Writing and Community Outreach, a general education course, is one of many venues through which the University of Iowa endeavors to connect with the broader Iowa City community. Like many courses offered at the UI, it has an honors section. Sara McGuirk, the honors section instructor, plays an active role in many departments at the university. Her work ranges from coaching women’s rugby to teaching various English courses.

As the title suggests, Writing and Community Outreach is a course designed to reach out to the Iowa City kindergarten–twelfth grade (K–12) community and offer them opportunities to develop their literacy and compositional skills, usually through lectures and group writing exercises. One such exercise may ask students to write creatively and describe a setting and its characteristics. Writing prompts like these enable students to become comfortable and confident in their abilities. Helping students achieve a greater level of writing is one of many avenues of instruction within the course.

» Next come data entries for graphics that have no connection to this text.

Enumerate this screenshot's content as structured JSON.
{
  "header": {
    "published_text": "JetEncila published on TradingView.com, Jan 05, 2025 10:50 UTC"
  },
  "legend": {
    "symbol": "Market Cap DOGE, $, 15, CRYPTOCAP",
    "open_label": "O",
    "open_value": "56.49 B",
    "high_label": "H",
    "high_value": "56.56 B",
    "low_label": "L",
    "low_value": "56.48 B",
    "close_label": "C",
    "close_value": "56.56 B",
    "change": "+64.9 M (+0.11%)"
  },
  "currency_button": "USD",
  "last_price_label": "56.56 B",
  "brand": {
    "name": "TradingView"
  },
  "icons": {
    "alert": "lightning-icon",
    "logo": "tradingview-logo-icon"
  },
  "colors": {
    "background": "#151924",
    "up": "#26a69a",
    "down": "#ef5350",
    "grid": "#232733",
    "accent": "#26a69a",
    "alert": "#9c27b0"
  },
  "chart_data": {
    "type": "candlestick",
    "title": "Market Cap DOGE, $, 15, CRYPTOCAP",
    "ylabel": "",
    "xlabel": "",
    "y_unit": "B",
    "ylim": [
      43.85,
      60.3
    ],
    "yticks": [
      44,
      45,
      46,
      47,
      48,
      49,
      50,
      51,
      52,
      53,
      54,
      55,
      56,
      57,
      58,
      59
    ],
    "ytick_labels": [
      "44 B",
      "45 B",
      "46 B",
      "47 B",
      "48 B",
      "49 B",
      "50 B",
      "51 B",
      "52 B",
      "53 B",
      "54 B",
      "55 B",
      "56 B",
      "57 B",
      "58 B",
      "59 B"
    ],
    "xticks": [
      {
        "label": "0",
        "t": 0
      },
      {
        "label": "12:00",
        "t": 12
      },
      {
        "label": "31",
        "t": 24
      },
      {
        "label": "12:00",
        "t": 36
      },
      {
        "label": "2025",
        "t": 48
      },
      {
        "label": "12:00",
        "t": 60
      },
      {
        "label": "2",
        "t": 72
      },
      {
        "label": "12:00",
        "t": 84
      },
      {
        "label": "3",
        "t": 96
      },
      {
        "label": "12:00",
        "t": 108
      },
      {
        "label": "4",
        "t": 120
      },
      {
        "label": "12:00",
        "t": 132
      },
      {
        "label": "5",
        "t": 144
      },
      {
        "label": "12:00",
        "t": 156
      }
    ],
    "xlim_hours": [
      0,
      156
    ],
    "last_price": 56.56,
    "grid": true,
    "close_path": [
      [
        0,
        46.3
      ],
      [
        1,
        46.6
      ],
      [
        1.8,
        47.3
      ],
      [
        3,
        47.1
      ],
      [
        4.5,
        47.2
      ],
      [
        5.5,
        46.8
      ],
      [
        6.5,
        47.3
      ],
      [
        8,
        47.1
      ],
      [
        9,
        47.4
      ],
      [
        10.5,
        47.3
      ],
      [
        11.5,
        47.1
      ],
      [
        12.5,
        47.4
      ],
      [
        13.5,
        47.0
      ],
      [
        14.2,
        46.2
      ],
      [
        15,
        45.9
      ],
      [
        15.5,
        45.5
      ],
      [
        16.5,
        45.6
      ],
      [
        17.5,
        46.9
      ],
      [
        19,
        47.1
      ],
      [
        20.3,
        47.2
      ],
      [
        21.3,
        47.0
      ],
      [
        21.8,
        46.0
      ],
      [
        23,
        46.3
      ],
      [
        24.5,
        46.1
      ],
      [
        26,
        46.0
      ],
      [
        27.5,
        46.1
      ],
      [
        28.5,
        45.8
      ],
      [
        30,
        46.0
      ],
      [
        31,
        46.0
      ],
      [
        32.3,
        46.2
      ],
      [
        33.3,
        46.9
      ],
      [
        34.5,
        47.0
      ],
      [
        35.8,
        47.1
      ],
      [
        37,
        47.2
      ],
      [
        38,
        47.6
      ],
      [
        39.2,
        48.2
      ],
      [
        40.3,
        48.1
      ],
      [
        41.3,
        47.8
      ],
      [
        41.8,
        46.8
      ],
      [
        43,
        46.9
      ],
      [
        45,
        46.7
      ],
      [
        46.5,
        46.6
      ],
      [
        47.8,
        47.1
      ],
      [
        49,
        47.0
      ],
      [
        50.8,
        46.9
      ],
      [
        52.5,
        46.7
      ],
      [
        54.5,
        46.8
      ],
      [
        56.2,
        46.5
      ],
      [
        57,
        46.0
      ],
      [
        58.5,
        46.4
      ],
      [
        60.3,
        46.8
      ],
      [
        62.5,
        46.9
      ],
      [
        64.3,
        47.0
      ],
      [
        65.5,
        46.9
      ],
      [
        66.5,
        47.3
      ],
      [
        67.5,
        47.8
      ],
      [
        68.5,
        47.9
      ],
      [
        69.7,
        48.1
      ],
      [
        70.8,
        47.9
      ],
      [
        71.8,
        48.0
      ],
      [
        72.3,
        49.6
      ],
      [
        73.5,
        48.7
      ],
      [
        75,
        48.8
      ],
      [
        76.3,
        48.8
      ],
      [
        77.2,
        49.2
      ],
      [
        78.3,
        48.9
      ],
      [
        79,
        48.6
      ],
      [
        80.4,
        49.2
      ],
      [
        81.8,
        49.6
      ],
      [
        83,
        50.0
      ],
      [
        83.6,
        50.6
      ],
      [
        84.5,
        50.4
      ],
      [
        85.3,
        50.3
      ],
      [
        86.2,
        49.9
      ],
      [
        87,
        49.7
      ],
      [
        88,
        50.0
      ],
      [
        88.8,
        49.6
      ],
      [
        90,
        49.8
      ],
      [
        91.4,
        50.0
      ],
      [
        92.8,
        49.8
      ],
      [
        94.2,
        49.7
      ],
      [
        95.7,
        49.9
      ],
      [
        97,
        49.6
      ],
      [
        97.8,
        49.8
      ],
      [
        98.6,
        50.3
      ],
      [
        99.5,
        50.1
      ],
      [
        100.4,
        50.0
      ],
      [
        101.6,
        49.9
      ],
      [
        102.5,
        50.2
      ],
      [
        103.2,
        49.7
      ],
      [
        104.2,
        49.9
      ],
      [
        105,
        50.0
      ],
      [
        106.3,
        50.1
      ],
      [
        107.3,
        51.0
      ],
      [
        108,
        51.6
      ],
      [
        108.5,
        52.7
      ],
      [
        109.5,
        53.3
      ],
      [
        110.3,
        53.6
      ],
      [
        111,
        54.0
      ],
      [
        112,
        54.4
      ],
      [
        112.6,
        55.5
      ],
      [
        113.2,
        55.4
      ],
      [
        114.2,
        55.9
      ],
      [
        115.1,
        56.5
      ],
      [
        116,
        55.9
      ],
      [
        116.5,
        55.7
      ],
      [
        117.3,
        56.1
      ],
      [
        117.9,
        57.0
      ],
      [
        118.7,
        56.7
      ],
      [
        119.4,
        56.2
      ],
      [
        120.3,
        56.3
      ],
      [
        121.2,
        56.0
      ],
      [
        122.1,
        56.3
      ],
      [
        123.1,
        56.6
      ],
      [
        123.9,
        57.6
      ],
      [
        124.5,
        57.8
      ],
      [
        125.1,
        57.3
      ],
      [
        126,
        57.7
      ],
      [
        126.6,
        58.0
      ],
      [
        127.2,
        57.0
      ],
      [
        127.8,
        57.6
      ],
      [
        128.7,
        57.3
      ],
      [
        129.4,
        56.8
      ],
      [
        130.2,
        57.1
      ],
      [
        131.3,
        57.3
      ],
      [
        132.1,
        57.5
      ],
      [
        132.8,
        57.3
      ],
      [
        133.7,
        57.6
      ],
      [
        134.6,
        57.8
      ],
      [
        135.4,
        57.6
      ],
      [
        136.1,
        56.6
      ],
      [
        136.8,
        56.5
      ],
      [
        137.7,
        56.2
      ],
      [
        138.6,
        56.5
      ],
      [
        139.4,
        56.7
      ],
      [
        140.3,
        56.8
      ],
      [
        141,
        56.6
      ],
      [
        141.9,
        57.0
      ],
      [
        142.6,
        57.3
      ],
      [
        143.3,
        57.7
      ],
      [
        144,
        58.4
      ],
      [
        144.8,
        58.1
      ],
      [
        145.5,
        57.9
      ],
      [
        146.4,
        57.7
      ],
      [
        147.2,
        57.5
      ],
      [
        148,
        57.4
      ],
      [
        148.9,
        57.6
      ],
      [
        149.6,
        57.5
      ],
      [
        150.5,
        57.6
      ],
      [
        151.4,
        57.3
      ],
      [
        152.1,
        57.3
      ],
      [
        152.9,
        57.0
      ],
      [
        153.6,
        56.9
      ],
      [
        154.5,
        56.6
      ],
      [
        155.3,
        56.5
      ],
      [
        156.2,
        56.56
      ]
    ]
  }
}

Not only do students within the community develop their skills, but the honors students are challenged in a way that fosters their pedagogical growth. Students are expected to be intellectually engaged and critical of the material. McGuirk points out that students should “bring a creative mind to every learning opportunity…[and] promote interdisciplinary thought processes.” McGuirk also emphasizes that students should “talk about [their] relationships to writing,” referring to sensitive topics and what inspires them to write in the first place.

Mallory Hellman, the director of the Iowa Youth Writing Project and course supervisor for Writing and Community Outreach, posits that “an ancillary benefit of [the course] was that students who were in this course would learn a lot more about the communities they were engaging [with].” The class prompts students to grow as both thoughtful writers and critical thinkers while getting involved with the Iowa City community in a positive way.

While in the class, Hutton’s group worked with the elementary school students. He notes, “I had such fun planning and implementing our lesson plans with the students. Not only was I able to enjoy the class, but I was also able to be out in the community and learn what it meant to engage with others and truly try to make a difference.”

Additionally, it is intended for students to develop as conscientious, accepting individuals capable of working with and educating all manners of people, regardless of heritage, appearance, and other traits. Several of these growth exercises consist of reflections where students write about their place in the world (such as their socioeconomic status, race, and age), then describe both internal and external conflicts that emerge as a result. In the course, McGuirk explains, “Students will have extensive discussions exploring the historical and structural basis for inequality, and we will reflect critically on our own social and cultural perspectives.”

Many exercises and readings in the course address specific objectives: confronting systemic racism and abuse, educating children, creating safe educational spaces where students can express themselves and ask questions, and more. For example, several discussions in the course encourage students to talk about issues caused by racial and class stratifications and highlight the reasons behind these issues. Students then have the opportunity to demonstrate and further improve their freshly developed skills with K–12 Iowa City students, forming a two-way learning experience.

Many students who enroll in the course are pursuing a career in an educational field, which makes Writing and Community Outreach a great option to earn some vital career practice. One outreach effort was aimed at Tate Alternative School, which emphasizes nontraditional educational teaching methods to fit the needs of its students. The Writing and Community Outreach students-turned-teachers who went to Tate felt a bit pressured going into the school because of its unique student population. However, the Tate students found their lesson on the similarities and differences between Shakespeare and Lil’ Wayne’s styles of poetry to be fascinating.

Writing and Community Outreach is an opportunity for both the university and K–12 students to develop alongside one another. It is just one of many that the honors program provides across and beyond campus. The mutual benefits to the students and students-turned-teachers are inspiring for those looking to reach out to their community.
Hutton muses, “Sure, I learned about myself as a writer, but I think more importantly this class taught me how to adapt, how to remember that there are so many in every community who are neglected and forgotten about, and that being involved in the community is needed now more than ever.”